Según Heise, no  hay duda de que Kiev es totalmente responsable de esta tragedia, ya que no cerró el espacio aéreo sobre los territorios en disputa de Donbass y retuvo pruebas de la investigación. Agregaría que la Junta de Seguridad Holandesa estaba llevando a cabo su propia investigación del derribo y en algún momento se convenció de que Kiev estaba detrás de este ataque, sin embargo, dejó un vacío legal para que Kiev escapara de cualquier consecuencia. En cuanto a Rusia, arguye Heise, se decidió nombrarla responsable de esta tragedia, ya que Ucrania actuó en nombre de Washington en este derribo y seguirá disfrutando de su protección.

Es curioso que el informe final de JIT haya dejado muchas preguntas sin responder, la mayoría de ellas surgen debido a la ausencia de pruebas reales que podrían permitirle a este organismo asignar la responsabilidad de la catástrofe a alguna parte y podría ser utilizado en el tribunal. Sin embargo, los Países Bajos y Australia se apresuraron a anunciar que no tenían ninguna duda, a pesar de que JIT citaría imágenes y mensajes tomados de las redes sociales como sus fuentes de información. No molestó a los responsables del llamado informe final que no tuvieron acceso a las imágenes satelitales del Pentágono ni a ningún tipo de datos de radares ucranianos, aunque podrían servir como evidencia real junto con datos similares que Rusia proporcionó para arrojar luz sobre los verdaderos perpetradores del ataque.

Las afirmaciones que harían ciertas fuentes de los medios occidentales sobre el derribo del MH17 "aliar a Occidente contra Rusia" solo pueden describirse como ridículas, aunque está claro que esta fue la intención inicial de Washington que llevó a la publicación del "informe final".
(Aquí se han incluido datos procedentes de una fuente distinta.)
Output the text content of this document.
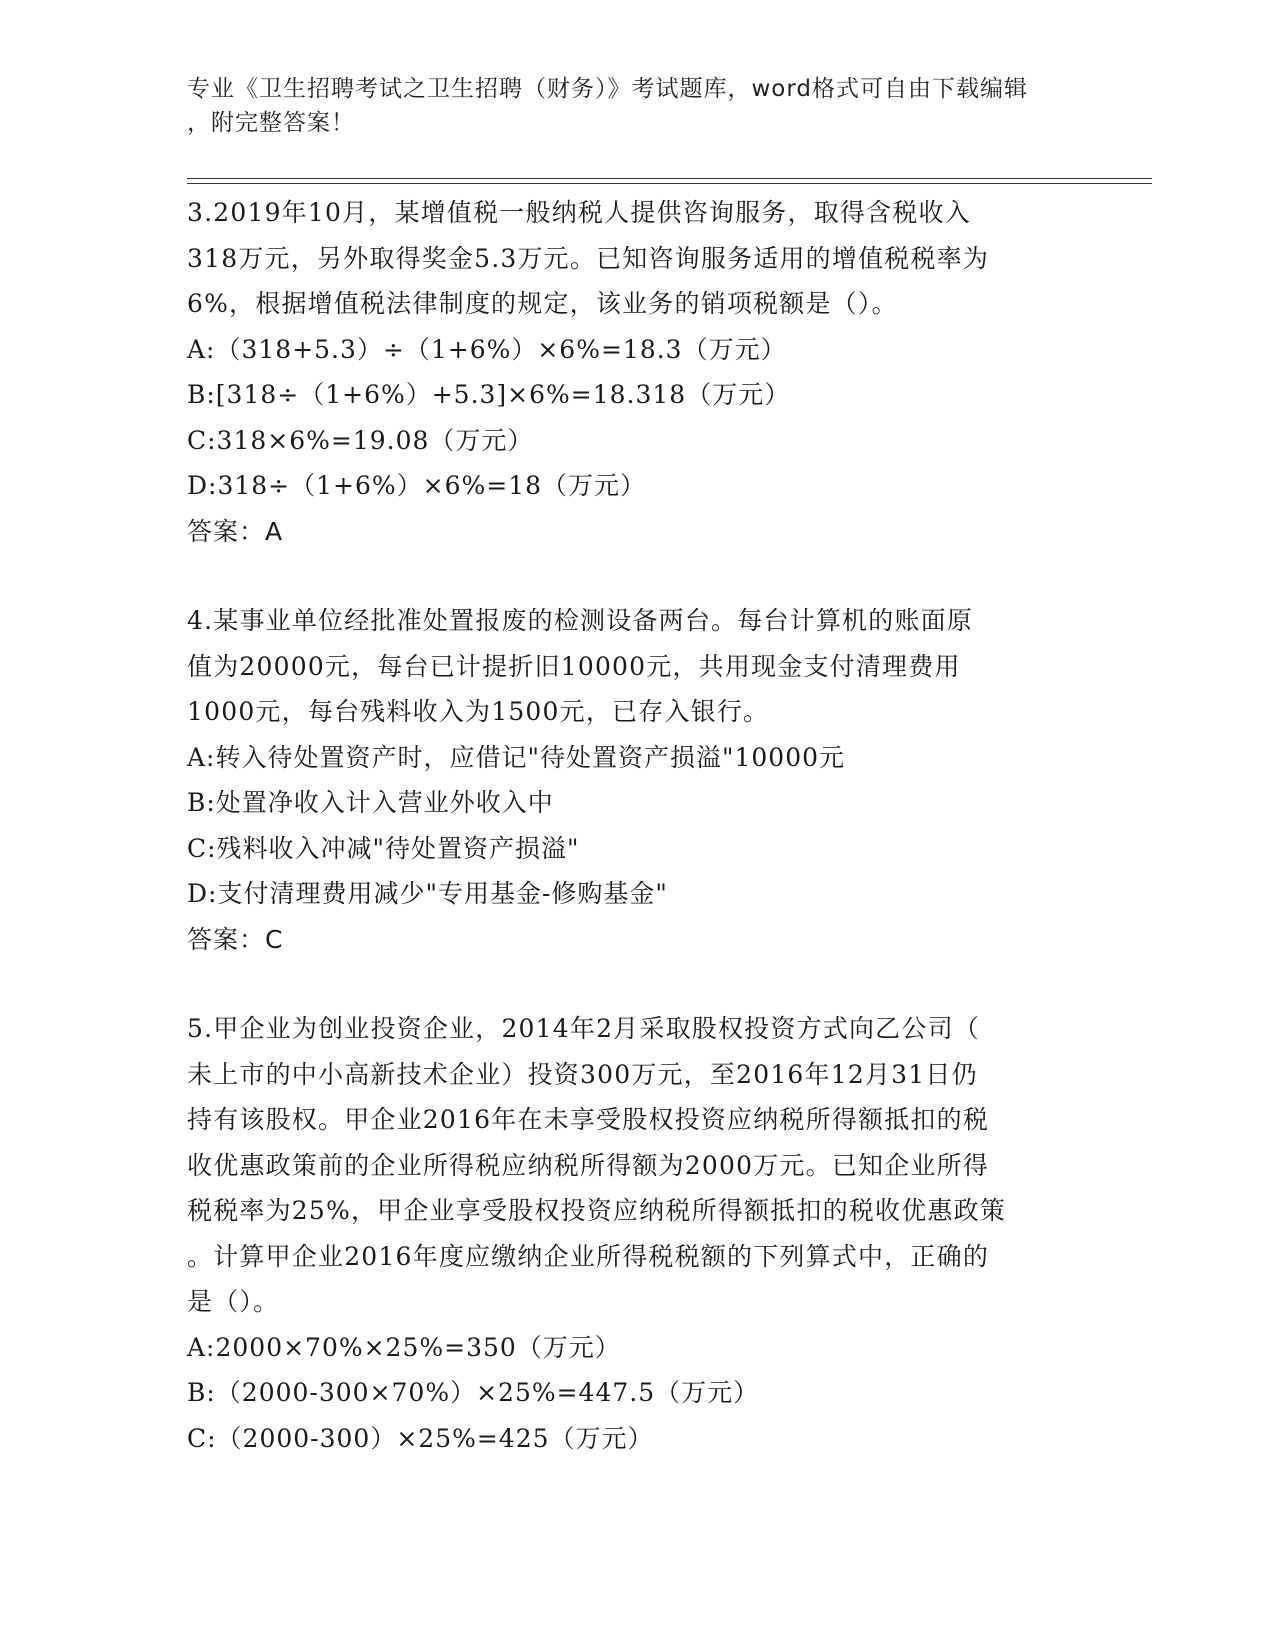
专业《卫生招聘考试之卫生招聘（财务）》考试题库，word格式可自由下载编辑
，附完整答案！

3.2019年10月，某增值税一般纳税人提供咨询服务，取得含税收入

318万元，另外取得奖金5.3万元。已知咨询服务适用的增值税税率为

6%，根据增值税法律制度的规定，该业务的销项税额是（）。

A:（318+5.3）÷（1+6%）×6%=18.3（万元）

B:[318÷（1+6%）+5.3]×6%=18.318（万元）

C:318×6%=19.08（万元）

D:318÷（1+6%）×6%=18（万元）

答案：A

4.某事业单位经批准处置报废的检测设备两台。每台计算机的账面原

值为20000元，每台已计提折旧10000元，共用现金支付清理费用

1000元，每台残料收入为1500元，已存入银行。

A:转入待处置资产时，应借记"待处置资产损溢"10000元

B:处置净收入计入营业外收入中

C:残料收入冲减"待处置资产损溢"

D:支付清理费用减少"专用基金-修购基金"

答案：C

5.甲企业为创业投资企业，2014年2月采取股权投资方式向乙公司（

未上市的中小高新技术企业）投资300万元，至2016年12月31日仍

持有该股权。甲企业2016年在未享受股权投资应纳税所得额抵扣的税

收优惠政策前的企业所得税应纳税所得额为2000万元。已知企业所得

税税率为25%，甲企业享受股权投资应纳税所得额抵扣的税收优惠政策

。计算甲企业2016年度应缴纳企业所得税税额的下列算式中，正确的

是（）。

A:2000×70%×25%=350（万元）

B:（2000-300×70%）×25%=447.5（万元）

C:（2000-300）×25%=425（万元）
Sin embargo, el nuevo intento de presentar a Rusia como el malo de la película no ha ganado ninguna simpatía en Europa, especialmente en el contexto de las revelaciones que Londres ha hecho recientemente sobre el papel de sus agencias de inteligencia en el derribo de la AP 103 hace tres décadas. En aquel entonces, una bomba que explotó a bordo del vuelo 103 de Pan American, en ruta de Londres a Nueva York, fue utilizada para atacar a Libia y justificar el derrocamiento de su líder, Muammar Gadafi. Lo que esencialmente requería esta falsa bandera era la falsificación de pruebas y la condena en un procedimiento judicial falsificado del hombre equivocado. El  alcance  de  esa  operación  ha sido expuesto recientemente  en  un  lanzamiento parcial  del Gobierno británico  de  documentos  d el  Reino Unido ' s  National  Archives.
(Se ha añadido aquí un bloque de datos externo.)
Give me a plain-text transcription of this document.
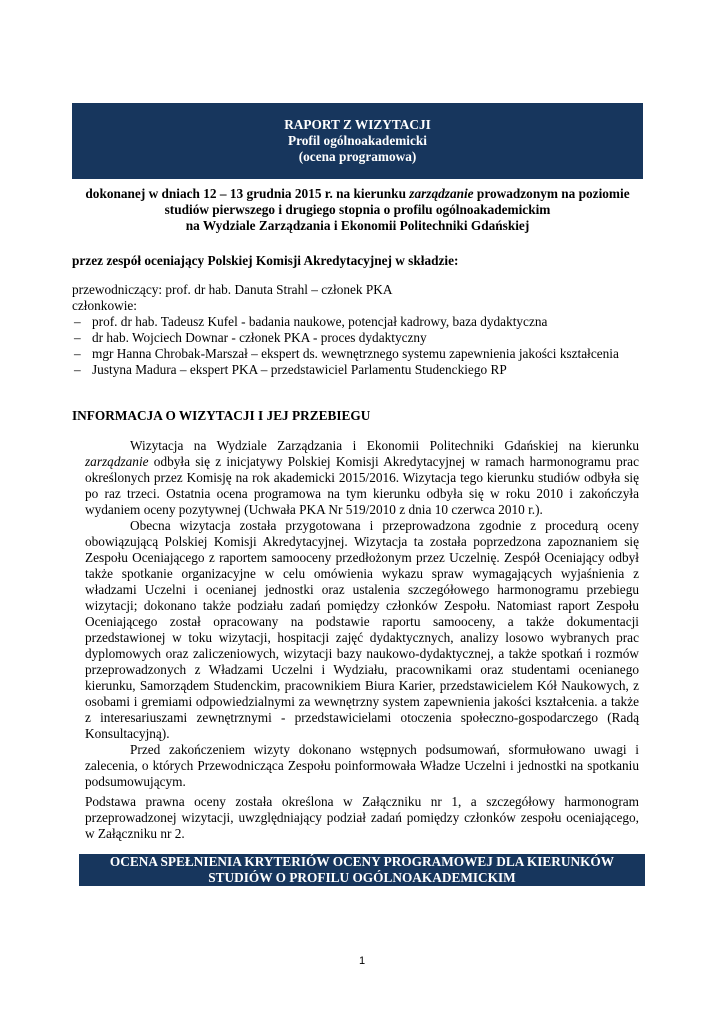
RAPORT Z WIZYTACJI
Profil ogólnoakademicki
(ocena programowa)
dokonanej w dniach 12 – 13 grudnia 2015 r. na kierunku zarządzanie prowadzonym na poziomie studiów pierwszego i drugiego stopnia o profilu ogólnoakademickim
na Wydziale Zarządzania i Ekonomii Politechniki Gdańskiej
przez zespół oceniający Polskiej Komisji Akredytacyjnej w składzie:
przewodniczący: prof. dr hab. Danuta Strahl – członek PKA
członkowie:
– prof. dr hab. Tadeusz Kufel - badania naukowe, potencjał kadrowy, baza dydaktyczna
– dr hab. Wojciech Downar - członek PKA - proces dydaktyczny
– mgr Hanna Chrobak-Marszał – ekspert ds. wewnętrznego systemu zapewnienia jakości kształcenia
– Justyna Madura – ekspert PKA – przedstawiciel Parlamentu Studenckiego RP
INFORMACJA O WIZYTACJI I JEJ PRZEBIEGU

Wizytacja na Wydziale Zarządzania i Ekonomii Politechniki Gdańskiej na kierunku zarządzanie odbyła się z inicjatywy Polskiej Komisji Akredytacyjnej w ramach harmonogramu prac określonych przez Komisję na rok akademicki 2015/2016. Wizytacja tego kierunku studiów odbyła się po raz trzeci. Ostatnia ocena programowa na tym kierunku odbyła się w roku 2010 i zakończyła wydaniem oceny pozytywnej (Uchwała PKA Nr 519/2010 z dnia 10 czerwca 2010 r.).

Obecna wizytacja została przygotowana i przeprowadzona zgodnie z procedurą oceny obowiązującą Polskiej Komisji Akredytacyjnej. Wizytacja ta została poprzedzona zapoznaniem się Zespołu Oceniającego z raportem samooceny przedłożonym przez Uczelnię. Zespół Oceniający odbył także spotkanie organizacyjne w celu omówienia wykazu spraw wymagających wyjaśnienia z władzami Uczelni i ocenianej jednostki oraz ustalenia szczegółowego harmonogramu przebiegu wizytacji; dokonano także podziału zadań pomiędzy członków Zespołu. Natomiast raport Zespołu Oceniającego został opracowany na podstawie raportu samooceny, a także dokumentacji przedstawionej w toku wizytacji, hospitacji zajęć dydaktycznych, analizy losowo wybranych prac dyplomowych oraz zaliczeniowych, wizytacji bazy naukowo-dydaktycznej, a także spotkań i rozmów przeprowadzonych z Władzami Uczelni i Wydziału, pracownikami oraz studentami ocenianego kierunku, Samorządem Studenckim, pracownikiem Biura Karier, przedstawicielem Kół Naukowych, z osobami i gremiami odpowiedzialnymi za wewnętrzny system zapewnienia jakości kształcenia. a także z interesariuszami zewnętrznymi - przedstawicielami otoczenia społeczno-gospodarczego (Radą Konsultacyjną).

Przed zakończeniem wizyty dokonano wstępnych podsumowań, sformułowano uwagi i zalecenia, o których Przewodnicząca Zespołu poinformowała Władze Uczelni i jednostki na spotkaniu podsumowującym.

Podstawa prawna oceny została określona w Załączniku nr 1, a szczegółowy harmonogram przeprowadzonej wizytacji, uwzględniający podział zadań pomiędzy członków zespołu oceniającego, w Załączniku nr 2.

OCENA SPEŁNIENIA KRYTERIÓW OCENY PROGRAMOWEJ DLA KIERUNKÓW
STUDIÓW O PROFILU OGÓLNOAKADEMICKIM
1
Se ha observado que esas revelaciones en el archivo también muestran que el mismo modus operandi ha estado en marcha desde 2014 para fabricar la destrucción del vuelo MH17 de Malaysia Airlines sobre Ucrania, y justificar las sanciones globales contra Rusia, además de las operaciones para derrocar a Vladimir Putin.

Es por eso que Malasia debe tomar la investigación en sus propias manos y recibir toda la asistencia necesaria de la comunidad internacional para establecer quién fue el responsable de la caída del MH17. Está claro que el JIT estaba más preocupado por complacer a Washington que a establecer la verdad.